Ben rakibimi görmemezlikten gelen bir beşerim. Rakibimi çok konuşan bir insan değilim. Rakibim yerine geçen kimse o da umurumda değil. Bu memleketin sıkıntıları var, kurban olayım, ekonomik meseleleri var.Ben sokaklardayım. Bu ülkenin resmi sayılarla 5 milyonu geçen işsiz sayısı var. Bu ülkenin döviz artışı, borçlanma sayıları bütçe açığı birçok bahis. Bu millet size 24 Haziran’da 5 yıl bu ülkeyi yönetin. Atanmış bakanları var bu ülkenin. Yurtdışı bahisler var. Terörle ilgili sıkıntılarımız var. Bunlarla ilgilenin. Bana diyor ki, ‘İstanbul’a niçin gidip geliyorsun diye soruyormuşum’. Temelden çıkarsanız ülkeyi ihmal etmiş olursunuz.
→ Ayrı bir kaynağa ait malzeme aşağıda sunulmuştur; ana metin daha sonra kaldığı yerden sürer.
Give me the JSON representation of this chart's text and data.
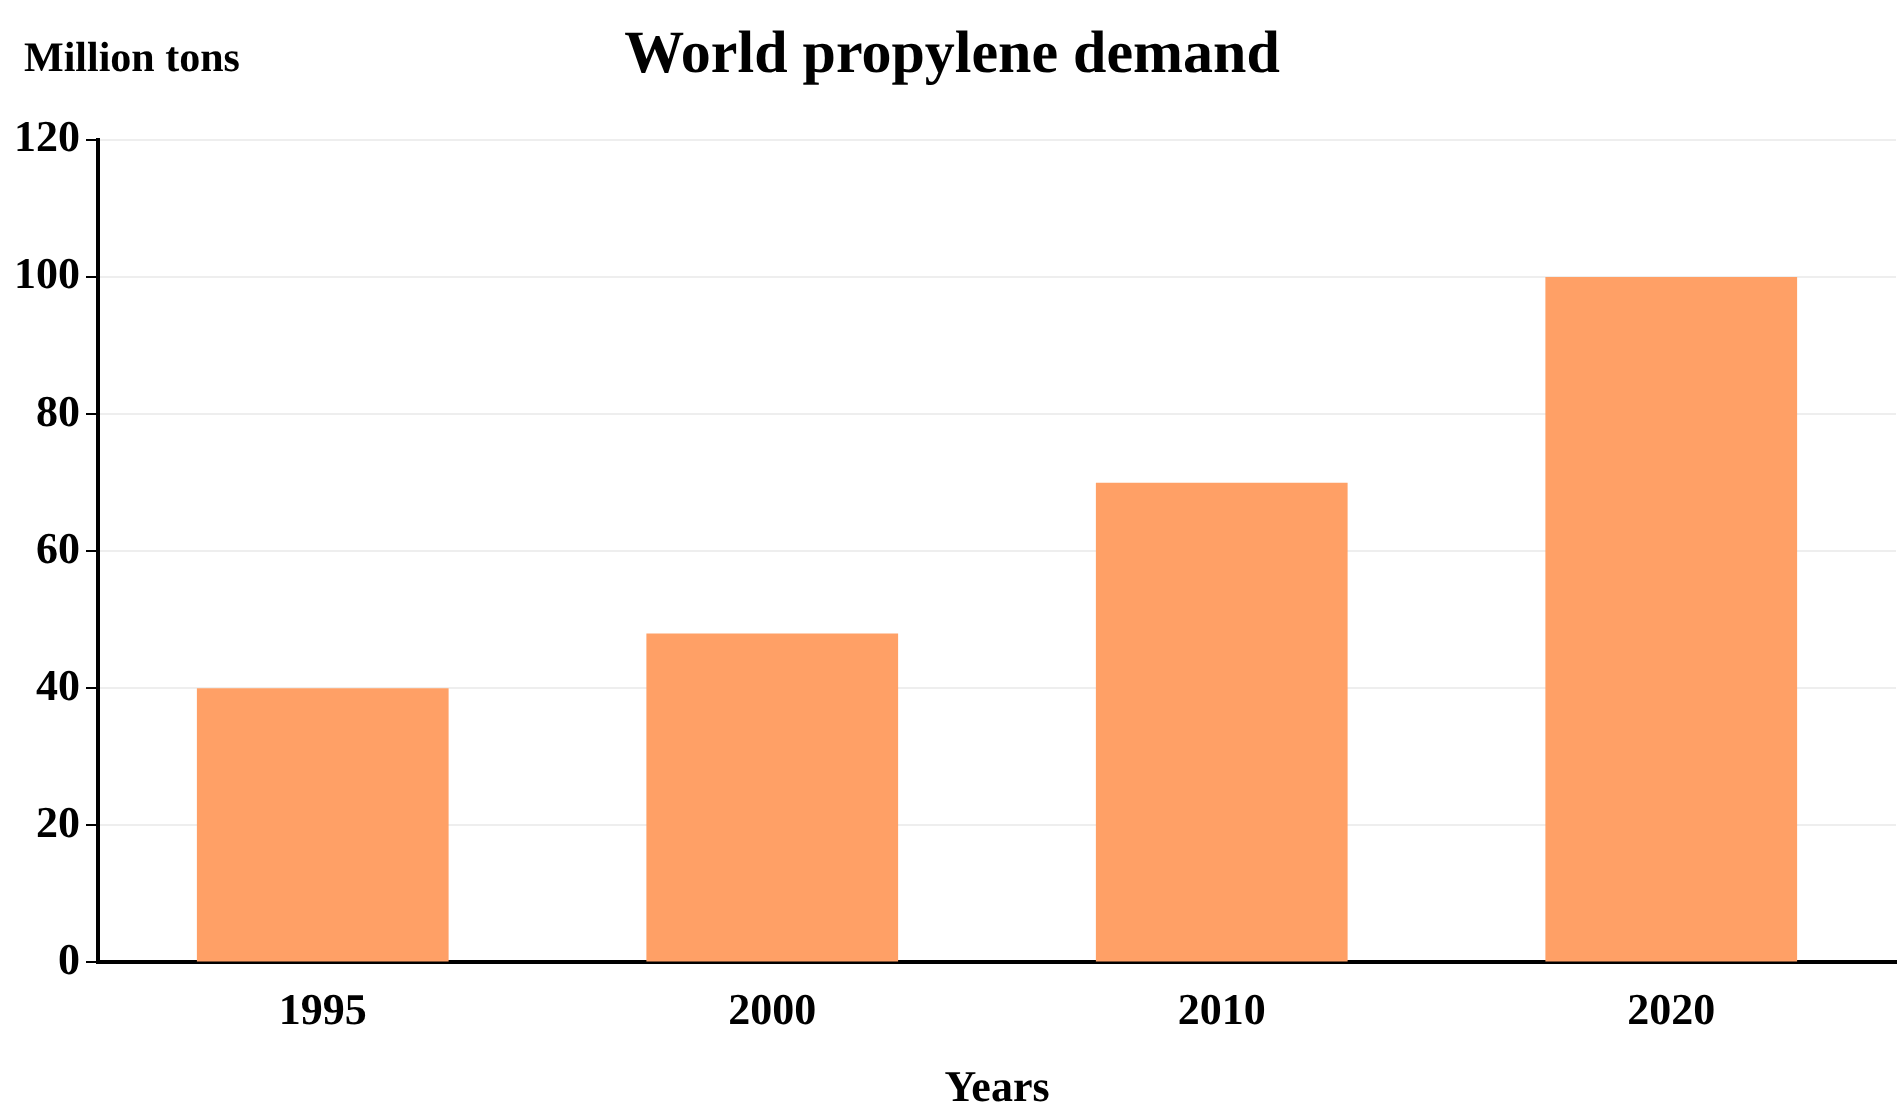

Ben hem uyumlu çalışırım dedim. 39 ilçede sayın Cumhurbaşkanı niçin miting yapsın? Bu ülkenin oy verip seçtiği Cumhurbaşkanı niçin İstanbul’un 39 ilçesini diye dolaşsın.
Bu kampanyayı CHP başlattı. Ekrem İmamoğlu olarak lokal seçimlerde kampanya başlatma hakkımız yok. Yüzbinlerce bağış, inanılmaz sahiplenme. Ben onu takip edecek kişi değilim. Yaklaşık 600 binin üzerinde insanın yardımda bulunduğunu biliyorum. Bu ay Akbile 40 lira gönderdim, kalan 45’i size gönderiyorum diye yazdıranlar var. Harikulâde bildiriler var. Bağış süreci gerçek süreçtir. Oburlarının gücü devletin gücüdür. Her bir kuruşun hesabını vermeleri gerekir. Bağışla ilgili sürecin tümüyle açıklayacız. Ne kadar kullanıldı, kalan kısmı ile birtakım manevi yatırımlar yapacağız. Çocuklar, bayanlar, toplumsal problemler.